This City Loves A Scrum. One Day Its Gonna Fight.
Good Days Bad Days, Kaiser Chiefs, Off With Their Heads 2008

Forgive me a bit of nostalgia? If you read my playoff coverage last April, well, I apologize. Uh, I mean, you’ll recognize the lyrics above. However, understand, the last time I did this…… this exact thing, the Los Angeles Kings won in overtime. You remember that yeah? Our injured Anze Kopitar and Wayne Simmonds saved the Kings from a 2-0 deficit against tonight’s opponent, the Vancouver Canucks.

As for me? I was attending a watch party, in a room that was simultaneously lacking the air to breathe and filled with hope. It was just across the street from a silent Staples Center at the ESPN Zone. Then, with the second period winding down, the Hockey Gods smiled on the Kings and during a three on one break, Kopitar slid a pass to his teammate with sonar radar. Simmonds thanked him by putting home a goal that would send game two into overtime.

We all held our collective breath until the 7:28 mark of overtime. It was then that karma came back to Kopitar and he won the game on a power-play goal (ironic, isn’t it) that delivered euphoria. Suddenly I had twenty new best friends and the Kings were coming to Staples for the first playoff game in eight years, tied 1-1.

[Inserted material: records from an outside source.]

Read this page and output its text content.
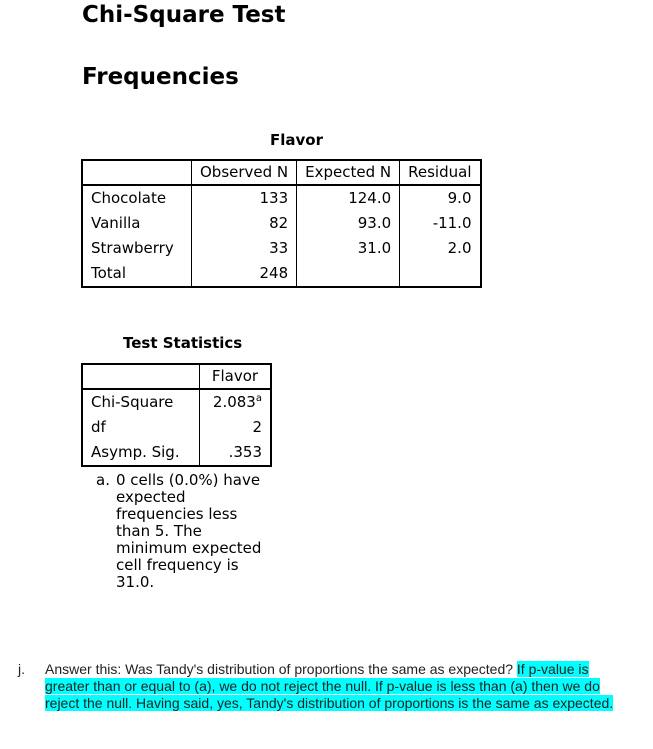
Chi-Square Test
Frequencies
Flavor
	Observed N	Expected N	Residual
Chocolate	133	124.0	9.0
Vanilla	82	93.0	-11.0
Strawberry	33	31.0	2.0
Total	248		
Test Statistics
	Flavor
Chi-Square	2.083$^a$
df	2
Asymp. Sig.	.353
a. 0 cells (0.0%) have expected frequencies less than 5. The minimum expected cell frequency is 31.0.
j. Answer this: Was Tandy's distribution of proportions the same as expected? If p-value is greater than or equal to (a), we do not reject the null. If p-value is less than (a) then we do reject the null. Having said, yes, Tandy's distribution of proportions is the same as expected.
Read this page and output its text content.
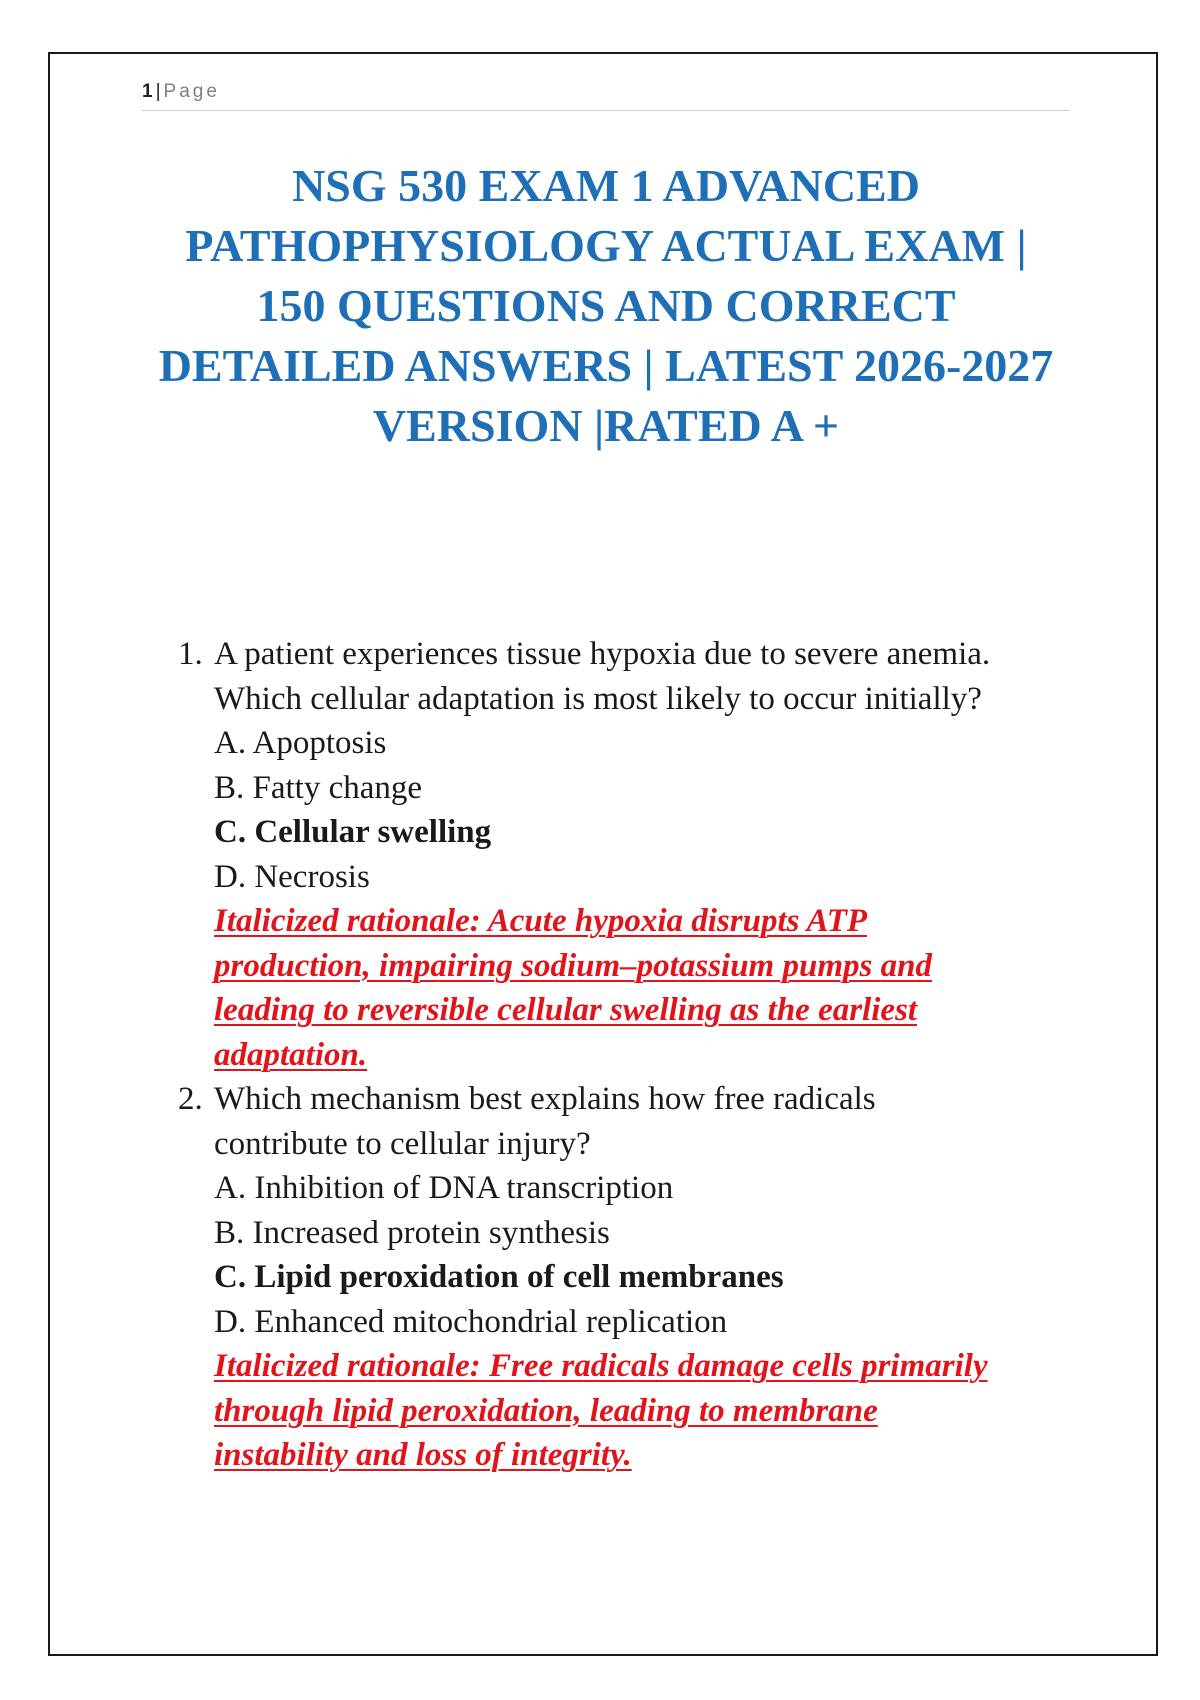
1 | Page
NSG 530 EXAM 1 ADVANCED
PATHOPHYSIOLOGY ACTUAL EXAM |
150 QUESTIONS AND CORRECT
DETAILED ANSWERS | LATEST 2026-2027
VERSION |RATED A +
1. A patient experiences tissue hypoxia due to severe anemia.
Which cellular adaptation is most likely to occur initially?
A. Apoptosis
B. Fatty change
C. Cellular swelling
D. Necrosis
Italicized rationale: Acute hypoxia disrupts ATP
production, impairing sodium–potassium pumps and
leading to reversible cellular swelling as the earliest
adaptation.
2. Which mechanism best explains how free radicals
contribute to cellular injury?
A. Inhibition of DNA transcription
B. Increased protein synthesis
C. Lipid peroxidation of cell membranes
D. Enhanced mitochondrial replication
Italicized rationale: Free radicals damage cells primarily
through lipid peroxidation, leading to membrane
instability and loss of integrity.
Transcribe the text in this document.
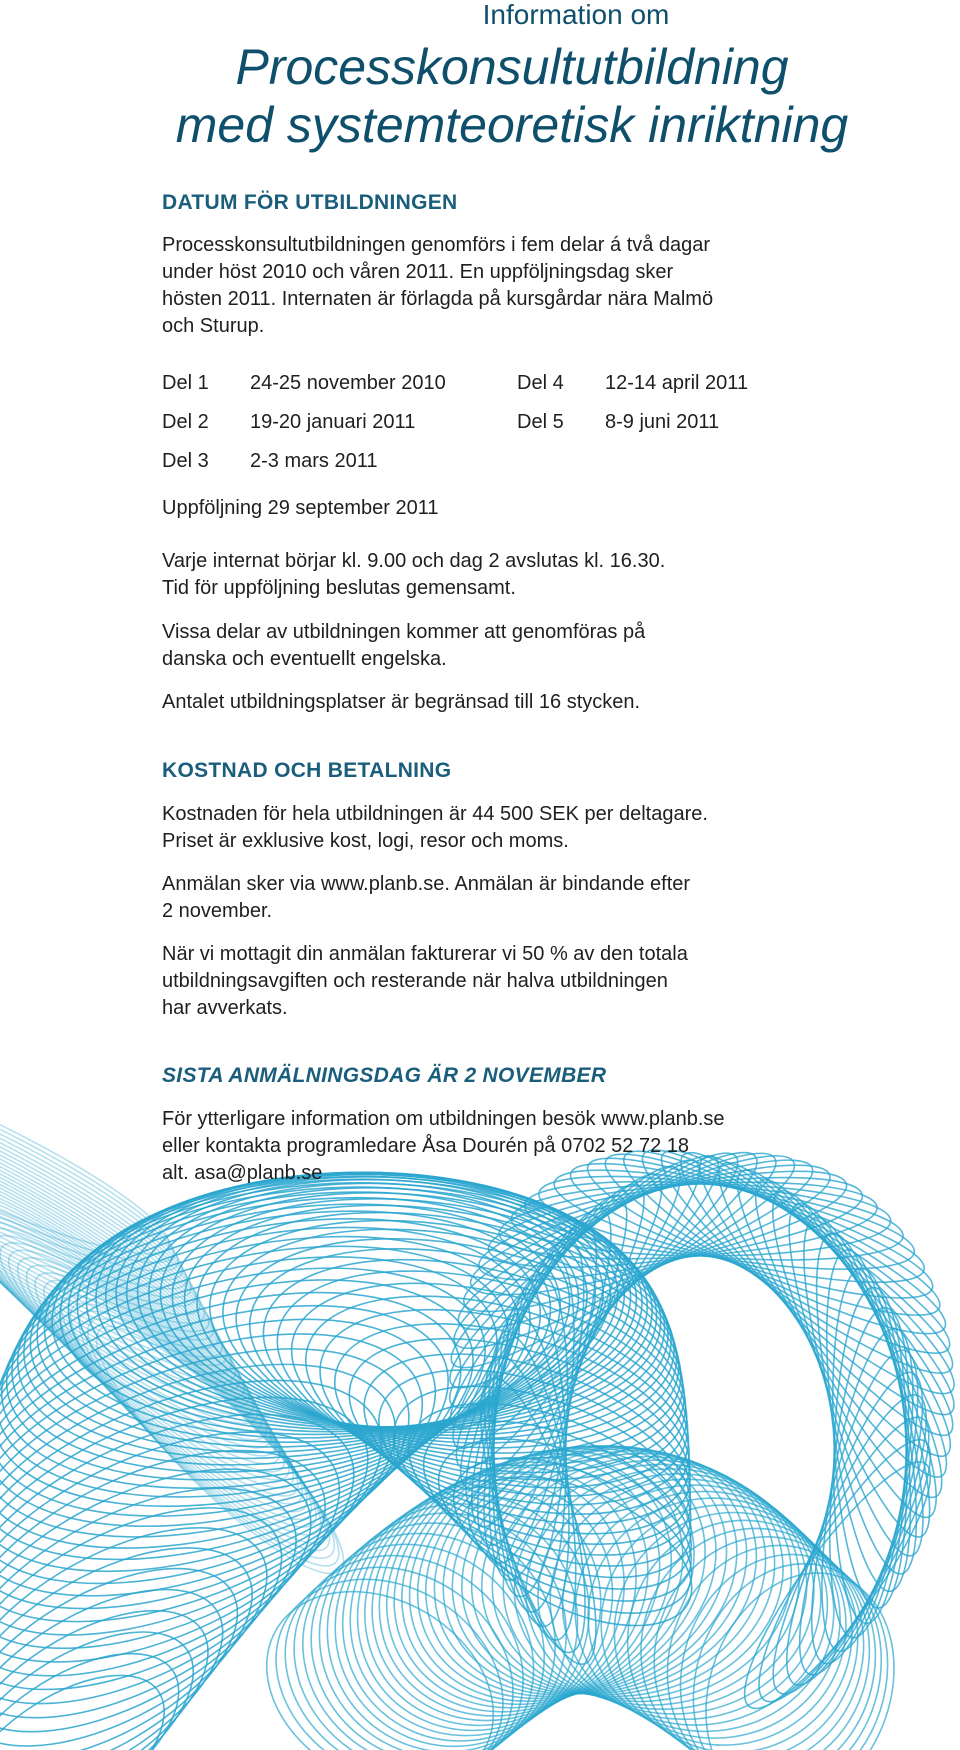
Information om
Processkonsultutbildning
med systemteoretisk inriktning
DATUM FÖR UTBILDNINGEN
Processkonsultutbildningen genomförs i fem delar á två dagar
under höst 2010 och våren 2011. En uppföljningsdag sker
hösten 2011. Internaten är förlagda på kursgårdar nära Malmö
och Sturup.
Del 1 24-25 november 2010	Del 4 12-14 april 2011
Del 2 19-20 januari 2011	Del 5 8-9 juni 2011
Del 3 2-3 mars 2011
Uppföljning 29 september 2011
Varje internat börjar kl. 9.00 och dag 2 avslutas kl. 16.30.
Tid för uppföljning beslutas gemensamt.
Vissa delar av utbildningen kommer att genomföras på
danska och eventuellt engelska.
Antalet utbildningsplatser är begränsad till 16 stycken.
KOSTNAD OCH BETALNING
Kostnaden för hela utbildningen är 44 500 SEK per deltagare.
Priset är exklusive kost, logi, resor och moms.
Anmälan sker via www.planb.se. Anmälan är bindande efter
2 november.
När vi mottagit din anmälan fakturerar vi 50 % av den totala
utbildningsavgiften och resterande när halva utbildningen
har avverkats.
SISTA ANMÄLNINGSDAG ÄR 2 NOVEMBER
För ytterligare information om utbildningen besök www.planb.se
eller kontakta programledare Åsa Dourén på 0702 52 72 18
alt. asa@planb.se
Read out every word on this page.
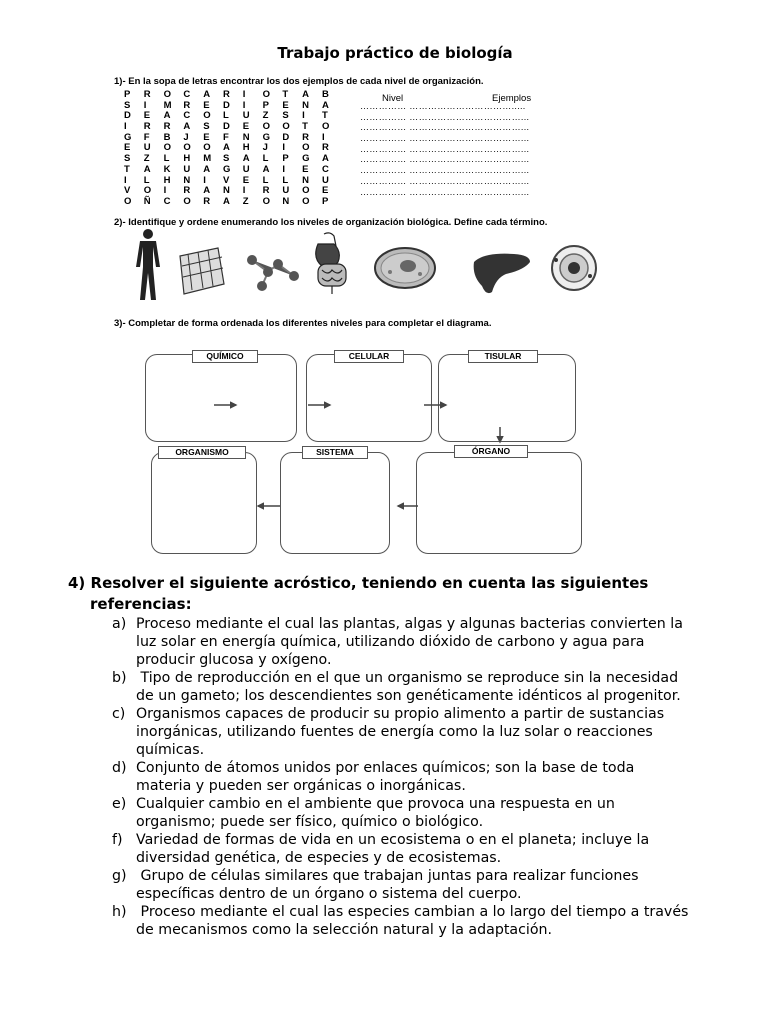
Trabajo práctico de biología
1)- En la sopa de letras encontrar los dos ejemplos de cada nivel de organización.
P	R	O	C	A	R	I	O	T	A	B
S	I	M	R	E	D	I	P	E	N	A
D	E	A	C	O	L	U	Z	S	I	T
I	R	R	A	S	D	E	O	O	T	O
G	F	B	J	E	F	N	G	D	R	I
E	U	O	O	O	A	H	J	I	O	R
S	Z	L	H	M	S	A	L	P	G	A
T	A	K	U	A	G	U	A	I	E	C
I	L	H	N	I	V	E	L	L	N	U
V	O	I	R	A	N	I	R	U	O	E
O	Ñ	C	O	R	A	Z	O	N	O	P
Nivel	Ejemplos
…………… …………………………….....
…………… ………………………………...
…………… ………………………………...
…………… ………………………………...
…………… ………………………………...
…………… ………………………………...
…………… ………………………………...
…………… ………………………………...
…………… ………………………………...
2)- Identifique y ordene enumerando los niveles de organización biológica. Define cada término.
3)- Completar de forma ordenada los diferentes niveles para completar el diagrama.
QUÍMICO	CELULAR	TISULAR
ORGANISMO	SISTEMA	ÓRGANO
4) Resolver el siguiente acróstico, teniendo en cuenta las siguientes
referencias:
a) Proceso mediante el cual las plantas, algas y algunas bacterias convierten la
luz solar en energía química, utilizando dióxido de carbono y agua para
producir glucosa y oxígeno.
b) Tipo de reproducción en el que un organismo se reproduce sin la necesidad
de un gameto; los descendientes son genéticamente idénticos al progenitor.
c) Organismos capaces de producir su propio alimento a partir de sustancias
inorgánicas, utilizando fuentes de energía como la luz solar o reacciones
químicas.
d) Conjunto de átomos unidos por enlaces químicos; son la base de toda
materia y pueden ser orgánicas o inorgánicas.
e) Cualquier cambio en el ambiente que provoca una respuesta en un
organismo; puede ser físico, químico o biológico.
f) Variedad de formas de vida en un ecosistema o en el planeta; incluye la
diversidad genética, de especies y de ecosistemas.
g) Grupo de células similares que trabajan juntas para realizar funciones
específicas dentro de un órgano o sistema del cuerpo.
h) Proceso mediante el cual las especies cambian a lo largo del tiempo a través
de mecanismos como la selección natural y la adaptación.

Tonight, the Kings play those same Canucks, with their second-season having already started. And again, I’ll be in the house for a watch party. However, unlike last time it is not at the ESPN Zone, but at Leo’s Sports Bar and Grill in La Crescenta. Another difference? The Kings find themselves down their leading point producers (Kopitar and Justin Williams).

Battle one of this war, which was Dustin Penner’s return to Edmonton, and a win against the Edmonton Oilers, was a confidence builder. Tonight the Canucks are lined up for a fight on home ice and Vancouver is not the Oilers. The number one team in the Western Conference has a message to send. From last season, and for this year’s playoffs. There is no room for the Kings power-play to rank eighteenth in the league at seventeen percent. For perspective, the New York Islanders and Colorado Avalanche are ranked higher, and the Canucks lead the league.

Unlike the NFL, the Kings can not decline penalties. The set-up is a mess from the drop of the puck. It could almost be said that they are so tight defensively that they can’t let go and shoot.  Needed speed and tenacity to successfully open the lanes, crash the net and create rebounds continues to allude them. Throughout the season blue-line cannons that are well timed and placed have been present but now are gone, MIA or badly timed. The Kings are holding their sticks too tight, thinking too much, and almost seem to be working the fourth best penalty-kill in the league when they are the ones on the power-play.